Chark’s Absence Was Certainly Felt

Minshew has been a surprisingly productive player for the Jaguars offense. In the past two games against Tennessee and Miami, the Jaguars have passed the ball 87 times. Minshew passed for 339 yards, three touchdowns, and two interceptions on 30 completions (out of 45 passing attempts) against Tennessee. His number one receiver in D.J. Chark caught four receptions for 84 yards. Jacksonville’s other receivers in Chris Conley and slot receiver Keelan Cole Sr. filled their roles well. Chark missed the Thursday Night Football matchup against Miami due to chest and back injuries. The loss of his presence on the field was noticeable as Jacksonville accounted for 162 less total yards. Minshew’s number one receiver against the Dolphins was Robinson out of the backfield with six receptions for 83 yards. Coles’ role as a slot receiver remained while Conley was suppressed due to predictable designed throws.

Their rookie wide receiver in Laviska Shenault Jr. has yet to account for over 37 receiving yards in a game. This Thursday was supposed to be a big opportunity for Shenault with Chark out but failed to get open consistently. Minshew is a smart quarterback that can spread the ball down the field.

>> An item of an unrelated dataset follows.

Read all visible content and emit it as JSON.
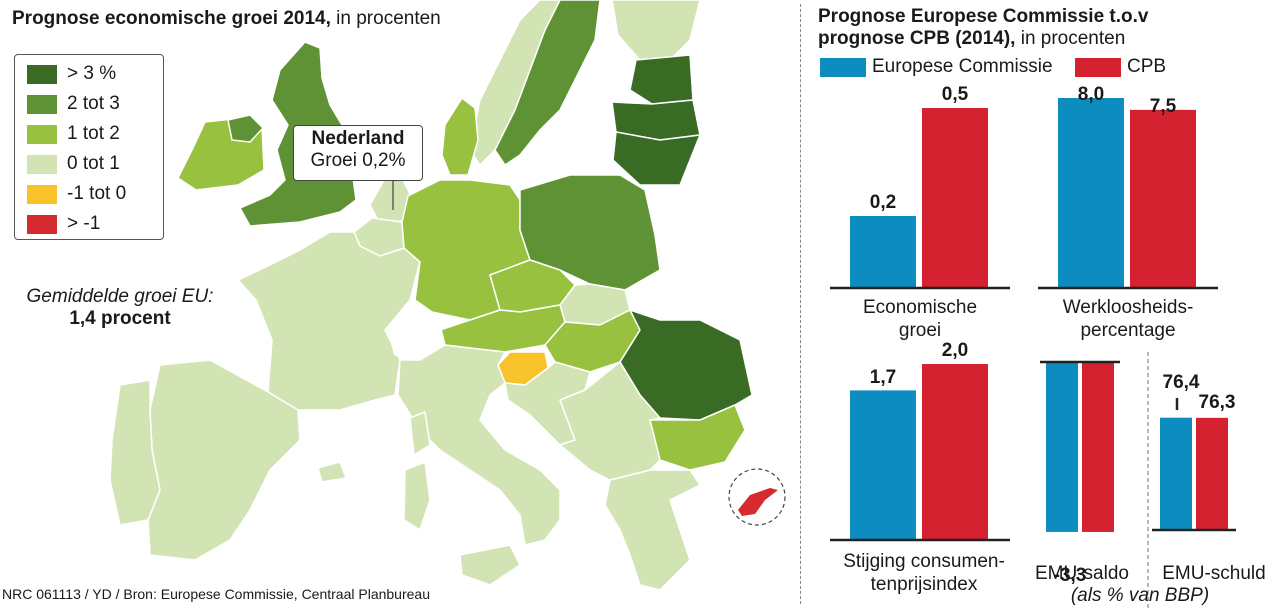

The ability to spread the ball around with Chark out makes Gruden’s plans to win specific matchups more difficult. The Jaguars have seen huge improvements in red zone scoring from last year to just three games into the season. They were 31st in the league in red-zone scoring, now they are 88.9% in the red zone. They will need Chark back to continue their efficiency in the red zone with Chark’s ability to run efficient multi-angle routes.

The Answer Still Lies in the 2021 NFL Draft

If the Jaguars continue to win some games under Minshew, they will be too high for Lawrence or Ohio State quarterback Justin Fields. They have questions to address with their offense especially their offensive line. The best offensive linemen in the draft are Oregon Ducks tackle Penei Sewell, the 2019 Outland Award winner. They could be also in play for Buckeyes’ Wyatt Davis or Alabama’s Alex Leatherwood, whom both could guard or tackle. If the offensive line continues to give up multiple sacks then they will need to replace some inconsistent starters.

They will have a second first-round pick in the 2021 Draft due to the trading of cornerback Jalen Ramsey to the Los Angeles Rams. The Rams projects to have a pick in the late teens to the early ’20s due to their success. At that spot, the Jaguars could find a reliable starter at tight end. They signed formerCincinnati Bengalstight end Tyler Eifert to a two-year deal. In three games, Eifert has been disappointing by catching only six receptions for 55 yards and a touchdown. The Jaguars could select 2019 first-team All-SEC tight end in Florida Gators’ Kyle Pitts. He is a player that can run a diverse set of routes, block efficiently, and become a dynamic pass catcher.